“This is not about ISIS strength, but the Iraqi security forces’ weakness,” said a former senior American officer who served in Iraq. “Since the U.S. left in 2011, the training and readiness of the Iraqi security forces has plummeted precipitously.”
The retired officer said that the militants’ fast-moving advance south was more a reflection of the lack of resistance by Iraqi forces than the effectiveness of ISIS and its confederates.
“If the cops abandon a city, the criminals are going to run rampant,” the officer said.
The end of the American military presence has also diminished the Iraqi Army’s readiness. The United States has a small office of security cooperation at the American embassy that focuses on facilitating arms sales but also carries out some limited mentoring of Iraqi forces.
But with the withdrawal of American forces in December 2011, American advisers are no longer in the field with Iraqi units and the United States is no longer in a position to influence Mr.
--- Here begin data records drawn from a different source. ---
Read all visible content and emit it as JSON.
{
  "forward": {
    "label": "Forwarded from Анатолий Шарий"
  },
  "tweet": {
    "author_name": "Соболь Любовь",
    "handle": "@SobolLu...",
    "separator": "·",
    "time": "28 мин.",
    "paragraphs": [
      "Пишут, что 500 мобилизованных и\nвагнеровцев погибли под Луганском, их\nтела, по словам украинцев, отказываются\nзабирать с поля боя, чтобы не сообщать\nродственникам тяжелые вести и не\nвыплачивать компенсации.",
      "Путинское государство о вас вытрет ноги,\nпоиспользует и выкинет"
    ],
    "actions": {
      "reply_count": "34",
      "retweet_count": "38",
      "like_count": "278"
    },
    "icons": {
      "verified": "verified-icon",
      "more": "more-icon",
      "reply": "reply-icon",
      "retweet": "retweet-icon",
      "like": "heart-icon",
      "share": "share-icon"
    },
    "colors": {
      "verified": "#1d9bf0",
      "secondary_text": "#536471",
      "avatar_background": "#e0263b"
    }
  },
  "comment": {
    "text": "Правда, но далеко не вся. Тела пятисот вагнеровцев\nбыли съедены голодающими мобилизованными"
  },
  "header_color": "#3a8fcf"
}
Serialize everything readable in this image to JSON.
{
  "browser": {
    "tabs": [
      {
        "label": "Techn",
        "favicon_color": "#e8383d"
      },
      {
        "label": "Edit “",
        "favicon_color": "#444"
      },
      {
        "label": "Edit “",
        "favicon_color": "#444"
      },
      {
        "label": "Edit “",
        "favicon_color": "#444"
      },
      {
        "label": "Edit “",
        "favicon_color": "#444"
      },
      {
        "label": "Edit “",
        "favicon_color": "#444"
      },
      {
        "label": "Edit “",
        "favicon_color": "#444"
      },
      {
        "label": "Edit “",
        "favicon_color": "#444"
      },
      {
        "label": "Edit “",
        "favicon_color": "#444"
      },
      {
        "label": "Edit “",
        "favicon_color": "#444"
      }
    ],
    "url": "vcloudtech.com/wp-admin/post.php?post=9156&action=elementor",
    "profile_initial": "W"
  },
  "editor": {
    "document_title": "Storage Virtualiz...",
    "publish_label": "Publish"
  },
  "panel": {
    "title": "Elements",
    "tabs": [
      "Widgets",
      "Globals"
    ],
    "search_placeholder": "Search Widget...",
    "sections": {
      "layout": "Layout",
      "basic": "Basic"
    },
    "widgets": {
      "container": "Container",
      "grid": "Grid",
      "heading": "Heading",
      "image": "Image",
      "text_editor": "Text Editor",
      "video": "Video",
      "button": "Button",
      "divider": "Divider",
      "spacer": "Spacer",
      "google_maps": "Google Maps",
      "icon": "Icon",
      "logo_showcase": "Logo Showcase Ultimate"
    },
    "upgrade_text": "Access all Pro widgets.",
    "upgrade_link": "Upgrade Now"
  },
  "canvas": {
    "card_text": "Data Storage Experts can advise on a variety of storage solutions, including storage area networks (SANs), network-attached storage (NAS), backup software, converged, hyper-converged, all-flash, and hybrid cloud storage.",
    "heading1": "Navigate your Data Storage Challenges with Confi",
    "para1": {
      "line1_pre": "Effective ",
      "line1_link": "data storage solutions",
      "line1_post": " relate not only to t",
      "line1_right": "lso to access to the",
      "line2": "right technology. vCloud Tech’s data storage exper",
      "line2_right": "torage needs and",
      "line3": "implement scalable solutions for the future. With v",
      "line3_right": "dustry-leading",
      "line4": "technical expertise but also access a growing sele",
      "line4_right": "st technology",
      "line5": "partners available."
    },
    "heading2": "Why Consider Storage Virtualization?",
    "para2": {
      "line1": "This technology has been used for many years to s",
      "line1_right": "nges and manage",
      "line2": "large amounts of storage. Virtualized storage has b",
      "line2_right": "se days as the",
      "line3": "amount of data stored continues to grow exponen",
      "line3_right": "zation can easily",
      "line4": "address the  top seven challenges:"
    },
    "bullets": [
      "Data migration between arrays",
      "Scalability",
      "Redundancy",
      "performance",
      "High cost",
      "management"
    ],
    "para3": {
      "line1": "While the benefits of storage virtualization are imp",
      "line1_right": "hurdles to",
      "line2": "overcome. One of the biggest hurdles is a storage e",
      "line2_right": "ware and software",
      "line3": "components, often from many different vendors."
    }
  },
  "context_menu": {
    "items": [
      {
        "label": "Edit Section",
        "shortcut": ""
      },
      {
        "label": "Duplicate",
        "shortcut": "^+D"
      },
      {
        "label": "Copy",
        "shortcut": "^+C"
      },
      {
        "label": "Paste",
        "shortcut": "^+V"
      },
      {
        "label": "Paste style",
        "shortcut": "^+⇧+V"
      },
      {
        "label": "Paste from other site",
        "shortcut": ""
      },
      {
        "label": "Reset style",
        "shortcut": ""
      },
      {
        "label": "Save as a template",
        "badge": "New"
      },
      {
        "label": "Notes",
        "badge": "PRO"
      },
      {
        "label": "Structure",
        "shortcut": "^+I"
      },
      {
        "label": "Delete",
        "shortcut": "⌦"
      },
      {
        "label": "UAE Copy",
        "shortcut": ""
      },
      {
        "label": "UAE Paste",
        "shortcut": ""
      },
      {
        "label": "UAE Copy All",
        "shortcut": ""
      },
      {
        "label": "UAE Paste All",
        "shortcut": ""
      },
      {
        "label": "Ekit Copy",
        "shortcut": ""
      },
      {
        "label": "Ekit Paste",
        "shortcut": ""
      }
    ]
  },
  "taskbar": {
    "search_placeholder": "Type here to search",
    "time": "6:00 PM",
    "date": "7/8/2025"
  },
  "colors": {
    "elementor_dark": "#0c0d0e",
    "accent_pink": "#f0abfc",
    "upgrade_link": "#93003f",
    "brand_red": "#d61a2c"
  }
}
Maliki’s choice of commanders.
The way the office of security cooperation is structured and staffed, it “is not capable of doing what’s needed,” General Dubik said.
“If the Iraqis could solve their problems by themselves, they wouldn’t be in the situation they’re in,” he said. “They need sustained help in both the security and policy areas. This means a concerted diplomatic and security advisory mission.”
Senators emerging from the two-hour closed briefing with Pentagon officials and intelligence analysts expressed grave doubts that Mr. Maliki and Iraqi commanders could quickly reverse the lightning gains across the north and west that ISIS and its Islamist allies had achieved in the past few days.
Senator Roy Blunt, a Missouri Republican, singled out the reports of soldiers’ wearing civilian clothes under their uniforms as a particularly foreboding development. “That’s a bad sign,” he said. (NYTimes)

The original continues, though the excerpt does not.